For the younger 4-twelvemonth-olds, the transitional kindergarten expansion classes would be based on preschool curriculum and standards – non the kindergarten Common Cadre standards used for older children, according to a memo from the superintendent to the Los Angeles Unified lath.

Likewise, the new programme would include opportunities for play, including two hours per day in an "outdoor learning environs," according to the memo.

The preschool teachers' letter of the alphabet said some schools lack appropriate outdoor places because they take asphalt surfaces and metal monkey confined. Plus, the younger children will take to compete with kindergartners to apply their shared playgrounds.

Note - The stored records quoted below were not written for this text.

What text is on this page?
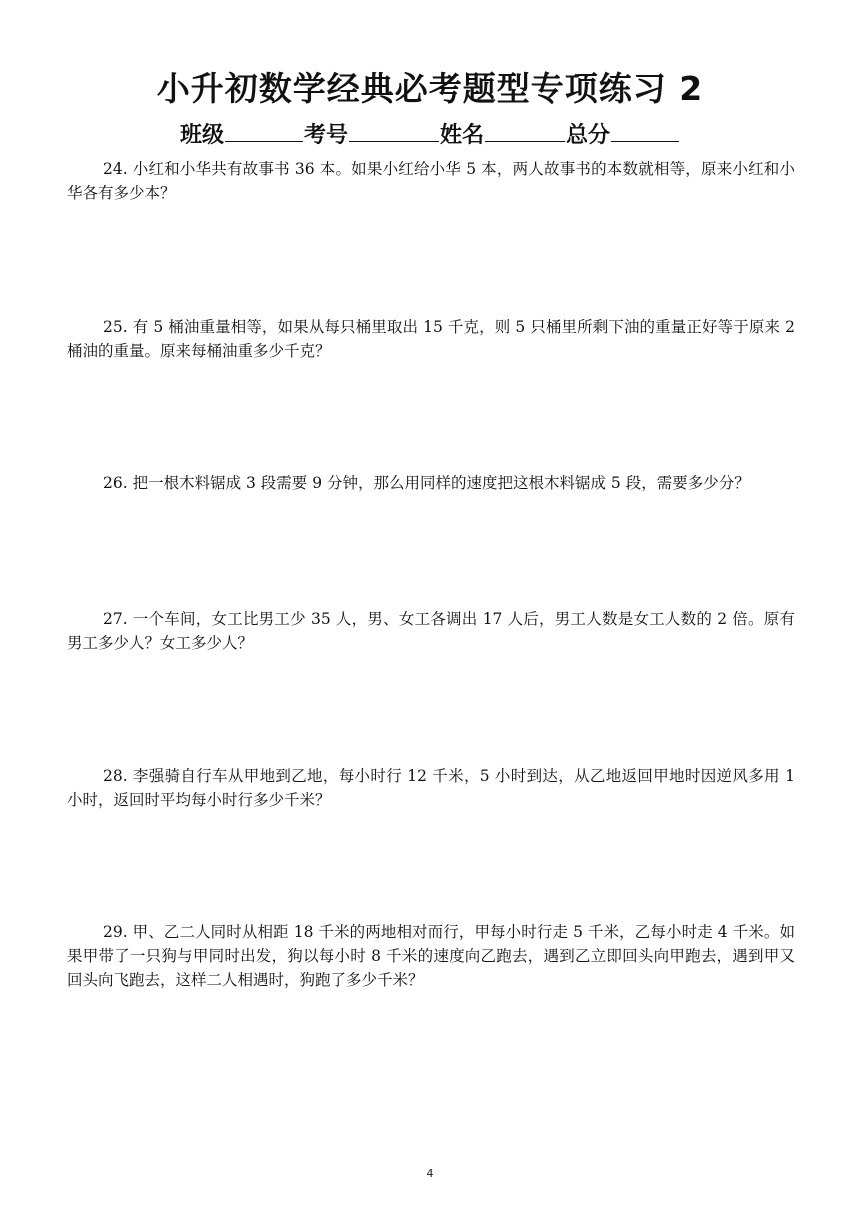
小升初数学经典必考题型专项练习 2
班级	考号	姓名	总分

24. 小红和小华共有故事书 36 本。如果小红给小华 5 本，两人故事书的本数就相等，原来小红和小华各有多少本？

25. 有 5 桶油重量相等，如果从每只桶里取出 15 千克，则 5 只桶里所剩下油的重量正好等于原来 2 桶油的重量。原来每桶油重多少千克？

26. 把一根木料锯成 3 段需要 9 分钟，那么用同样的速度把这根木料锯成 5 段，需要多少分？

27. 一个车间，女工比男工少 35 人，男、女工各调出 17 人后，男工人数是女工人数的 2 倍。原有男工多少人？女工多少人？

28. 李强骑自行车从甲地到乙地，每小时行 12 千米，5 小时到达，从乙地返回甲地时因逆风多用 1 小时，返回时平均每小时行多少千米？

29. 甲、乙二人同时从相距 18 千米的两地相对而行，甲每小时行走 5 千米，乙每小时走 4 千米。如果甲带了一只狗与甲同时出发，狗以每小时 8 千米的速度向乙跑去，遇到乙立即回头向甲跑去，遇到甲又回头向飞跑去，这样二人相遇时，狗跑了多少千米？

4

Merely Diekmann said teachers would schedule the outdoor fourth dimension throughout the day and so at that place would exist room for all the students. As well, she said some schools would demand to prepare their outdoor areas. "It is truthful that we demand to ramp up in this expanse because nosotros are not already equipped with cloth that nosotros need," she said.

Every bit office of the district funding, each school is slated to receive nearly $5,000 for transitional kindergarten materials and curriculum, co-ordinate to the Los Angeles Unified memo.

Earlier this year, the preschool plan was threatened with budget cuts because Los Angeles Unified said it could no longer afford to pay for information technology from the general fund, about $16 meg a year.

The expansion will allow the district to tap into country funds: The state gives districts money after a child turns v based on boilerplate daily attendance, but like any other student. With the change in country police force assuasive younger children in transitional kindergarten, Los Angeles Unified volition cover the costs for children before they plow 5.

Commune officials had no estimate of how much they would receive from the state. The amount will depend on the students' fiveth birthdates and when the district can get-go collecting country money for them.

At the committee coming together, three lath members – Monica Ratliff, Steve Zimmer and Bennett Kayser – said they supported Cortines' program.

"We knew the goal was to get to the right solution," Zimmer said.

With this plan, Los Angeles Unified is attempting to carry out what state lawmakers have tried to do statewide. Last year, legislators unsuccessfully pushed a pecker that promised pre-kindergarten to all iv-year-olds. Currently, the Legislature is considering a pecker, AB 47, that would guarantee a year of state preschool or transitional kindergarten for low-income four-year-olds. The bill passed the Associates and is in Senate deliberations.